In so doing, sometimes they pick really lousy excuses for why you shouldn’t fast. Not valid ones, like it being a feast day. Poisonous ones, like the idea fasting’s an Old Testament practice and we shouldn’t do it anymore. Or the ridiculous claim that fasting in the bible was dieting, not doing without food… contrary to what the scriptures themselves state.

Luke 4.2 KJV
Being forty days tempted of the devil. And in those days he did eat nothing: and when they were ended, he afterward hungered.

“Nothing” as in οὐδὲν/udén, nothing. Really nothing. No food. Not even quails and manna.

Religious people bug irreligious people.

Years ago I heard a sermon on fasting where the preacher noted how often things are gonna tempt us to violate the fast. Suddenly every business meeting is gonna have pastries and coffee. Suddenly old friends will visit town for a few days and wanna meet for lunch. You’ll get invited to birthday parties. You’ll drive past your favorite restaurant and find it’s their 20th anniversary, so for one day they knocked all their prices down to what they charged in 2001. (Yes, 2001 is 20 years ago. You’re old.) Man alive are you gonna drool.

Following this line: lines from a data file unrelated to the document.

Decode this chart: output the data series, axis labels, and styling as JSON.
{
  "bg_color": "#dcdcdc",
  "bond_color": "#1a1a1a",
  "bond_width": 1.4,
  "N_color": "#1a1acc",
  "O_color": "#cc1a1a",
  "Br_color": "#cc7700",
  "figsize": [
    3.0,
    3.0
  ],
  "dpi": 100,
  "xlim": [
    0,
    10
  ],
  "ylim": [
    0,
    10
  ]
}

Now yeah, some of that stuff isn’t really the entire fallen universe conspiring to knock you off your fast. It’s simply the fact there’s a lot of functions in our lives with food involved. Functions we never really think about… till we’re on a diet, or a fast. Food addicts know exactly what I’m talking about. In the United States, food’s everywhere. It’s one of our favorite comforts.

So for jealous Christians who wanna throw us off our fasts, it’s not at all hard for them to point to these temptations and say, “You can take a break from your fast for just this once. Hey, you don’t wanna be legalistic about it.”

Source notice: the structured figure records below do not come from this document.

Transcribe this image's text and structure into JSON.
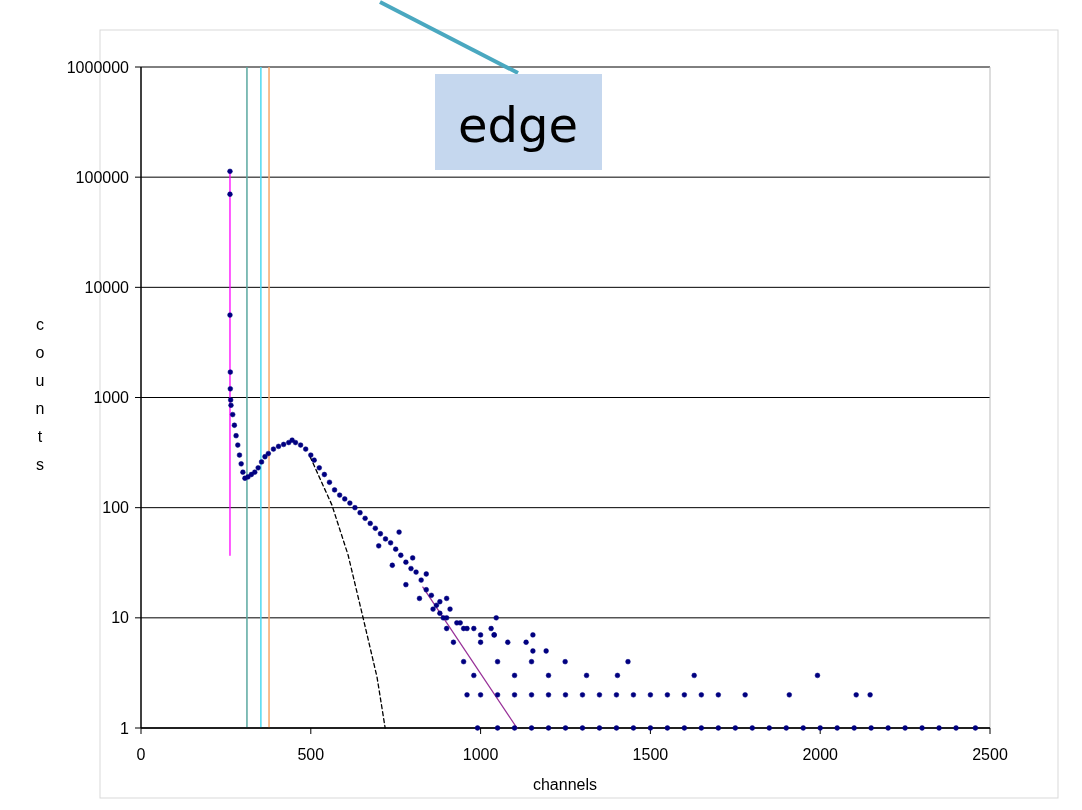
{
  "chart_data": {
    "type": "scatter",
    "xlabel": "channels",
    "ylabel": "counts",
    "annotations": [
      "edge"
    ],
    "xlim": [
      0,
      2500
    ],
    "xticks": [
      0,
      500,
      1000,
      1500,
      2000,
      2500
    ],
    "ylim": [
      1,
      1000000
    ],
    "yticks": [
      1,
      10,
      100,
      1000,
      10000,
      100000,
      1000000
    ],
    "log": "y",
    "grid": "y",
    "marker": "circle",
    "ref_lines": [
      {
        "axis": "x",
        "value": 312,
        "color": "#5aa8a0"
      },
      {
        "axis": "x",
        "value": 353,
        "color": "#4dd9f0"
      },
      {
        "axis": "x",
        "value": 377,
        "color": "#f5a76c"
      }
    ],
    "series": [
      {
        "type": "line",
        "color": "#ff00ff",
        "x": [
          262,
          262
        ],
        "values": [
          37,
          113000
        ],
        "marker": "none",
        "line_style": "solid"
      },
      {
        "type": "line",
        "color": "#993399",
        "x": [
          830,
          1107
        ],
        "values": [
          19,
          1
        ],
        "marker": "none",
        "line_style": "solid"
      },
      {
        "type": "line",
        "color": "#000000",
        "x": [
          498,
          562,
          610,
          654,
          695,
          719
        ],
        "values": [
          290,
          106,
          37,
          10,
          2.9,
          1
        ],
        "marker": "none",
        "line_style": "dashed"
      },
      {
        "color": "#000080",
        "x": [
          262,
          262,
          262,
          263,
          263,
          264,
          265,
          270,
          275,
          280,
          285,
          290,
          295,
          300,
          306,
          315,
          325,
          335,
          345,
          355,
          365,
          375,
          390,
          405,
          420,
          435,
          445,
          455,
          470,
          485,
          500,
          510,
          525,
          540,
          555,
          570,
          585,
          600,
          615,
          630,
          645,
          660,
          675,
          690,
          705,
          720,
          735,
          750,
          765,
          780,
          795,
          810,
          825,
          840,
          855,
          870,
          880,
          890,
          760,
          800,
          780,
          840,
          860,
          900,
          910,
          700,
          740,
          820,
          880,
          930,
          960,
          1000,
          900,
          940,
          980,
          1040,
          900,
          950,
          1031,
          1046,
          1040,
          1154,
          1134,
          920,
          1000,
          1080,
          1154,
          1193,
          950,
          1050,
          1150,
          1249,
          1434,
          980,
          1100,
          1200,
          1312,
          1403,
          1629,
          1992,
          960,
          1000,
          1050,
          1100,
          1150,
          1200,
          1250,
          1300,
          1350,
          1400,
          1450,
          1500,
          1550,
          1600,
          1650,
          1700,
          1779,
          1909,
          2106,
          2147,
          991,
          1050,
          1100,
          1150,
          1200,
          1250,
          1300,
          1350,
          1400,
          1450,
          1500,
          1550,
          1600,
          1650,
          1700,
          1750,
          1800,
          1850,
          1900,
          1950,
          2000,
          2050,
          2100,
          2150,
          2200,
          2250,
          2300,
          2350,
          2400,
          2457
        ],
        "values": [
          113000,
          70000,
          5600,
          1700,
          1200,
          950,
          850,
          700,
          560,
          450,
          370,
          300,
          250,
          210,
          185,
          190,
          200,
          210,
          230,
          260,
          290,
          310,
          340,
          360,
          375,
          390,
          410,
          390,
          370,
          340,
          300,
          270,
          230,
          200,
          170,
          145,
          130,
          120,
          110,
          100,
          90,
          80,
          72,
          65,
          58,
          52,
          48,
          42,
          37,
          32,
          28,
          26,
          22,
          18,
          16,
          13,
          11,
          10,
          60,
          35,
          20,
          25,
          12,
          15,
          12,
          45,
          30,
          15,
          14,
          9,
          8,
          7,
          10,
          9,
          8,
          7,
          8,
          8,
          8,
          10,
          7,
          7,
          6,
          6,
          6,
          6,
          5,
          5,
          4,
          4,
          4,
          4,
          4,
          3,
          3,
          3,
          3,
          3,
          3,
          3,
          2,
          2,
          2,
          2,
          2,
          2,
          2,
          2,
          2,
          2,
          2,
          2,
          2,
          2,
          2,
          2,
          2,
          2,
          2,
          2,
          1,
          1,
          1,
          1,
          1,
          1,
          1,
          1,
          1,
          1,
          1,
          1,
          1,
          1,
          1,
          1,
          1,
          1,
          1,
          1,
          1,
          1,
          1,
          1,
          1,
          1,
          1,
          1,
          1,
          1
        ]
      }
    ]
  }
}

Yeah, that’s the way they think: Self-control is legalism.

Actual legalism is when your church is gonna penalize you, threaten you with hell, or simply threaten you with a lack of prosperity in the coming year, if you dare to skip a fast. Is that what’s happening here? (If so, you’re probably in a cult.) What should be happening is you’ve voluntarily chosen to fast, you’re requiring no one else to fast along with you, and it’s not gonna irreparably damage your body to do it. If that’s the case, it’s far from legalism.

But to an irreligious Christian, any spiritual exercise which they don’t wanna do, which threatens their comfort, is “legalism.” Those of ’em who like to bash religion will correctly call it religion, but in their minds this means dead religion—it’s an unnecessary practice which doesn’t bring us any closer to God.

In that, they’re wrong. Fasting, if we do it right, rejects the idols we can make of our palate, our stomach, and one’s reputation as a discriminating foodie. Fasting rejects a material need in favor of spiritual things.

Because irreligious people reject nothing, this is gonna bug them. A lot. So they need to drag you back down to their level, and then they won’t feel so bad about themselves: “You quit your religious nonsense, proving I was right.” Nah, it only proves you’re susceptible to peer pressure. And if that’s the case, maybe stay away from such people, and work on your self-control. (Conveniently, fasting helps!)

Part of the reason Jesus told us not to play up the fact we’re fasting, Lk 6.16-18 is because we don’t need the public acclaim… and neither do we need the hassle of irreligious people mocking our devotion and trying to make us stumble. And, if we promised God or others we’d fast, trying to make us sin. But you realize if they have no idea we’re fasting, they’re not gonna try to sabotage us: They shouldn’t know any different. If we cancel lunch, they’re not gonna assume, “It’s ’cause you’re fasting, isn’t it?” Don’t promote your practices, and you shouldn’t encounter any intentional backlash from anyone.

Nope, the only temptations you’ll have to fight are the usual temptations in life: The coworker who puts doughnuts in the break room, the neighbors who leave the windows open when they’re frying bacon, the husband forgets you’re fasting and brings home a pizza… You know, life. It happens. Exercise that self-control!